Nigeria is said to be spending about N750 billion on the importation of pencils annually. The agency of the Federal Ministry of Science and Technology (FMST) said that apart from production, it can also transfer the technology to interested local firms.
All the machineries we require have arrived,” Onuoha told LEADERSHIP in a telephone interview. “The physical structure where the production will take place is in place.
We are waiting for the Chinese to commence installation by the middle of January after which we will commission the plant which has capacity for 15million units of pencils annually.”
Apart from the imported machines, raw materials for this project will be sourced locally. Graphite will be sourced from Mambilla Plateau while industrial grade clay for the pencil production is available in Plateau, Taraba, Kaduna, Niger, Adamawa and Cross River states.
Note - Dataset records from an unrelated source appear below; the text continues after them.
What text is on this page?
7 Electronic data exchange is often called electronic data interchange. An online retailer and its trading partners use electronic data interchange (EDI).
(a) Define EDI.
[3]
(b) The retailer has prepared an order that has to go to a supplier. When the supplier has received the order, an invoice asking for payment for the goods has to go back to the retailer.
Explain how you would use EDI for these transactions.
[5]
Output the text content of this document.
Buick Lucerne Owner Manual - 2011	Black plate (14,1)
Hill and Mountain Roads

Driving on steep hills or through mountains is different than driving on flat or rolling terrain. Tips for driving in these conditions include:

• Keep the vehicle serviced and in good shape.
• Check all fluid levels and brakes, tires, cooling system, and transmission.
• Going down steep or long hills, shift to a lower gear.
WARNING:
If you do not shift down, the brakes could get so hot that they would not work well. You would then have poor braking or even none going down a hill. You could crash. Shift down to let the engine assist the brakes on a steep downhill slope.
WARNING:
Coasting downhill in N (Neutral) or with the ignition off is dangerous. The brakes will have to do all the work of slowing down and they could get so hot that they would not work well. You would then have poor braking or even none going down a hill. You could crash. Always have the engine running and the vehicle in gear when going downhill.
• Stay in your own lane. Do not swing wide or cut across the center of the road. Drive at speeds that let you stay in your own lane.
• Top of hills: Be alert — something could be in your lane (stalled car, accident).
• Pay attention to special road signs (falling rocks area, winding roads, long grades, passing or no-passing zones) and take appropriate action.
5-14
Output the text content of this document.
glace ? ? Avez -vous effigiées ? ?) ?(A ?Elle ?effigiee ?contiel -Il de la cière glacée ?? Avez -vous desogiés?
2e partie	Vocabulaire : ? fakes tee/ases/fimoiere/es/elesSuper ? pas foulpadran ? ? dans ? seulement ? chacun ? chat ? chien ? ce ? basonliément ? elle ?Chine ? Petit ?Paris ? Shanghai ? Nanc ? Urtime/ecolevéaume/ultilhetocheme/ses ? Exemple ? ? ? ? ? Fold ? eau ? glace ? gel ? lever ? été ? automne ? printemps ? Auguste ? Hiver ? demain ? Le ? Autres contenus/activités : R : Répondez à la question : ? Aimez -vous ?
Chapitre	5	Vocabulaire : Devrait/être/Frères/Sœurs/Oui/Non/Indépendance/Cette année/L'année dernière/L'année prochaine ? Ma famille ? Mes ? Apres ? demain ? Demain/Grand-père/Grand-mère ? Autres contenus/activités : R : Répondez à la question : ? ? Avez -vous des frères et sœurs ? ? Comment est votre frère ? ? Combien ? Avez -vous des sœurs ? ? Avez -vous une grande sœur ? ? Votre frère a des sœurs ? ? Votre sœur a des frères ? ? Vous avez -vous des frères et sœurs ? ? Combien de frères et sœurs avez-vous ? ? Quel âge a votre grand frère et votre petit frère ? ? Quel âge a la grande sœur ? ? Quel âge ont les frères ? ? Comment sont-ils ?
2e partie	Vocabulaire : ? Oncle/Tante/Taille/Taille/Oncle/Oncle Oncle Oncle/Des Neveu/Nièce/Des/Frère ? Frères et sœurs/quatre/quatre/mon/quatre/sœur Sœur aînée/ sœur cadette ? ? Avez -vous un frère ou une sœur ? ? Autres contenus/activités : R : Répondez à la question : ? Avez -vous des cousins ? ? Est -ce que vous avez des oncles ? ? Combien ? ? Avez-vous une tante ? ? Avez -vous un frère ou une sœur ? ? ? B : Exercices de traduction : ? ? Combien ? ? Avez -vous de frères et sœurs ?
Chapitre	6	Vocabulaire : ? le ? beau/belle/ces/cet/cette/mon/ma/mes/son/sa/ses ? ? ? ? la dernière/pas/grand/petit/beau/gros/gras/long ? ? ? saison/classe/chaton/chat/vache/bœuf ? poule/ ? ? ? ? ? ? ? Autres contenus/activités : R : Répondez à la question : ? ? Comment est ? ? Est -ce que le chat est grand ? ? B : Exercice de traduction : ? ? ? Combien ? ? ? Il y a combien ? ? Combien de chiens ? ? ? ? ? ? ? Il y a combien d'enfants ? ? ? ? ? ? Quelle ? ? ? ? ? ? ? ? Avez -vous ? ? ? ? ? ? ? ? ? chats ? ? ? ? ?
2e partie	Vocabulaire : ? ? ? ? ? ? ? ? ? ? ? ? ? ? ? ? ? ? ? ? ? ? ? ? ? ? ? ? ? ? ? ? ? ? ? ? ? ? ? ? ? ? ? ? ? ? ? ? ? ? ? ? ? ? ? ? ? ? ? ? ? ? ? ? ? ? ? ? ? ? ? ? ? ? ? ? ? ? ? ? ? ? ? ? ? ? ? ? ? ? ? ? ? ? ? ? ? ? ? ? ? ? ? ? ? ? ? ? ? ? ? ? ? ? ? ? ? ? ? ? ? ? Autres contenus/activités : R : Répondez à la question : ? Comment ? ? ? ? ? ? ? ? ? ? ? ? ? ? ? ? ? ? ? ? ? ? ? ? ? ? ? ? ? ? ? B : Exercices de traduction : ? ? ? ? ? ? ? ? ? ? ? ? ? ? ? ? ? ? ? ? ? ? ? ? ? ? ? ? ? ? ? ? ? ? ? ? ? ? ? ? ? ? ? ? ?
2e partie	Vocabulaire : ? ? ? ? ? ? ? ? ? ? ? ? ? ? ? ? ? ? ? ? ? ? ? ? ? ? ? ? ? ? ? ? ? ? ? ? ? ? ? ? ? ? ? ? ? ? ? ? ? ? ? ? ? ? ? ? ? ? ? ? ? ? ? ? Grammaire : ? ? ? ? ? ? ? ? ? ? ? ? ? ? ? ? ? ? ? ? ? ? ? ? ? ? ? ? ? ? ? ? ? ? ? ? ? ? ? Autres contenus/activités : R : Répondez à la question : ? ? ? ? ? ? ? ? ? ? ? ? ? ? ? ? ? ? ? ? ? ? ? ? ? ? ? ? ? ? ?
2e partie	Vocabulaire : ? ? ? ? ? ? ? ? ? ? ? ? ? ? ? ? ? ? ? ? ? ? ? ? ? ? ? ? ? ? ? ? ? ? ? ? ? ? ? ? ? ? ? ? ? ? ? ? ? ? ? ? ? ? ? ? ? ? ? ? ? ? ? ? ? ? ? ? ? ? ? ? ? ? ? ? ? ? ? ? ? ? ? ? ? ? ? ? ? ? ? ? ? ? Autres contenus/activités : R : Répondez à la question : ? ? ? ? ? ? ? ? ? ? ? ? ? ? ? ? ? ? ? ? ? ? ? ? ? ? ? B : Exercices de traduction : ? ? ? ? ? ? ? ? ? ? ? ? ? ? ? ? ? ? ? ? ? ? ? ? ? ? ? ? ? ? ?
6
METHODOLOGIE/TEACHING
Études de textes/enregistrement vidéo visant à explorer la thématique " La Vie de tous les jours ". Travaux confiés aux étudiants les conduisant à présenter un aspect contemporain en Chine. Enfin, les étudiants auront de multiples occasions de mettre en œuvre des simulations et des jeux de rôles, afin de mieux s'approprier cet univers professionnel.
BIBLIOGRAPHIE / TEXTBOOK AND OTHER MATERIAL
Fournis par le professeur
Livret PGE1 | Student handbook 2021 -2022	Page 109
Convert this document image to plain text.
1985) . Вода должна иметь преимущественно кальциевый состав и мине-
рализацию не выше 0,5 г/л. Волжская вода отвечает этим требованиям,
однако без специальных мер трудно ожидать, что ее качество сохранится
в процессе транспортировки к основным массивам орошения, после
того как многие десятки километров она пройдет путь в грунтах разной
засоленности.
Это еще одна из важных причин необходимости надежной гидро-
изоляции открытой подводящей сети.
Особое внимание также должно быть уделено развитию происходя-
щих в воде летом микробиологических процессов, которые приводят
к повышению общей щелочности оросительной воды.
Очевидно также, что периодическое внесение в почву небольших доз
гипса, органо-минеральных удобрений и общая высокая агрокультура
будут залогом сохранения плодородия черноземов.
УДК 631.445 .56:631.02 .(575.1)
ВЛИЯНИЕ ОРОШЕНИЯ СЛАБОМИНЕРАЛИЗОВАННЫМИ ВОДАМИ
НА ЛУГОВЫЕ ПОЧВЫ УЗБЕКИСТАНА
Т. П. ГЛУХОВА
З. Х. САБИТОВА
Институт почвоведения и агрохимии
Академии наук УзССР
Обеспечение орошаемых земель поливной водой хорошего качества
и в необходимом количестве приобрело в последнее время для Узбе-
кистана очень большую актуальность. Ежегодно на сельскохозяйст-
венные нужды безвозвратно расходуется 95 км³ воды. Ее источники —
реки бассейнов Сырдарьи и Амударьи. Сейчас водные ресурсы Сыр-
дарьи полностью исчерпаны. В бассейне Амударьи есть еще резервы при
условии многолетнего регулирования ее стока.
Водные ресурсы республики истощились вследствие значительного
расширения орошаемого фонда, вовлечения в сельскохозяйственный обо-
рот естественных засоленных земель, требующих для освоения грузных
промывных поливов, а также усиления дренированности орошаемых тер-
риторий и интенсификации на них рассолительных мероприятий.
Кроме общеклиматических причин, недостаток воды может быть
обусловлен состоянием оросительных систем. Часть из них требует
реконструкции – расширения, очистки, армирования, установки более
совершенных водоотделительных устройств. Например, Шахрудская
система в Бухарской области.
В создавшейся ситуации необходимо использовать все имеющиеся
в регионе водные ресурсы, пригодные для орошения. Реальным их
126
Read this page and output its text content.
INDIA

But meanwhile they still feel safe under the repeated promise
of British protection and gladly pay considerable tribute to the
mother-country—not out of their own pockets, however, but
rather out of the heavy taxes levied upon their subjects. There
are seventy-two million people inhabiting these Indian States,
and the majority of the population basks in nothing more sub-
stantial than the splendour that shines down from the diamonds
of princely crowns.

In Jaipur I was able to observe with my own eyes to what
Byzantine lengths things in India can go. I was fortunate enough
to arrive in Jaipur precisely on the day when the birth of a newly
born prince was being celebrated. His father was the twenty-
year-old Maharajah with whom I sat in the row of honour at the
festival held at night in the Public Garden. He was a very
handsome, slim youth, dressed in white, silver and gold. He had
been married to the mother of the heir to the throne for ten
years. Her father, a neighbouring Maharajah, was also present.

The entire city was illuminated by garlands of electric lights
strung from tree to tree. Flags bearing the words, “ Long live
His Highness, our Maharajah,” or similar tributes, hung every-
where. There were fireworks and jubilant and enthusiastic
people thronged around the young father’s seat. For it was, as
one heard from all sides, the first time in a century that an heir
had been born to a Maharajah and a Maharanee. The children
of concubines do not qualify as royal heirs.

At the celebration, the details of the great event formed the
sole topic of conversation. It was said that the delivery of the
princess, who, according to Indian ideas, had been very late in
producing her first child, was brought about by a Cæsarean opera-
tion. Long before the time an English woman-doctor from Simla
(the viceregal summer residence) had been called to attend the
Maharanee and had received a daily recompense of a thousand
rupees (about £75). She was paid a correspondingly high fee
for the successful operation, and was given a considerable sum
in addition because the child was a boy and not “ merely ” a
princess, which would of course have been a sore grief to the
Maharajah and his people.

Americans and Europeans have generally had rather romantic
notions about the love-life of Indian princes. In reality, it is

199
Wood will also be sourced locally.
The Institute has progressed in the process as it has not only located, discovered and collected the graphite and clay deposits and pencil wood in the country but has evaluated basic local raw materials properties through chemical analysis (a data bank) of local clays suitable for pencils.
It has developed an innovative beneficiation process suitable to the peculiarity of Nigerian graphite ores, yielding up to 98.8 percent fixed carbon on laboratory scale, produced designs for pencil moulds and extrusion facilities and done projection of some demonstrable sample pencils - HB and 2B.
Underscoring the relevance of the project to economic development, Onuoha therefore asserted that there is a dearth of school pencils (2B and HB) for the implementation of most of the educational programmes of the states and Federal Governments such as the Universal Basic Education (UBE) for primary schools, and MDG number 2 whose target is that, by 2015, children everywhere in Nigeria will be able to complete the full course of primary schooling.
All school pencils are imported, causing capital flight and industrial underdevelopment. Domestication of school pencil production technologies to encourage local raw materials exploitation and encouragement of entrepreneurship and support for sustainable school pencils and crucible pots technologies is a step in the right direction.
“In other words, it we are encouraging Small and Medium Scale Enterprises (SMEs) in the manufacture of pencils, and invariably creation of employment opportunities,” the DG said.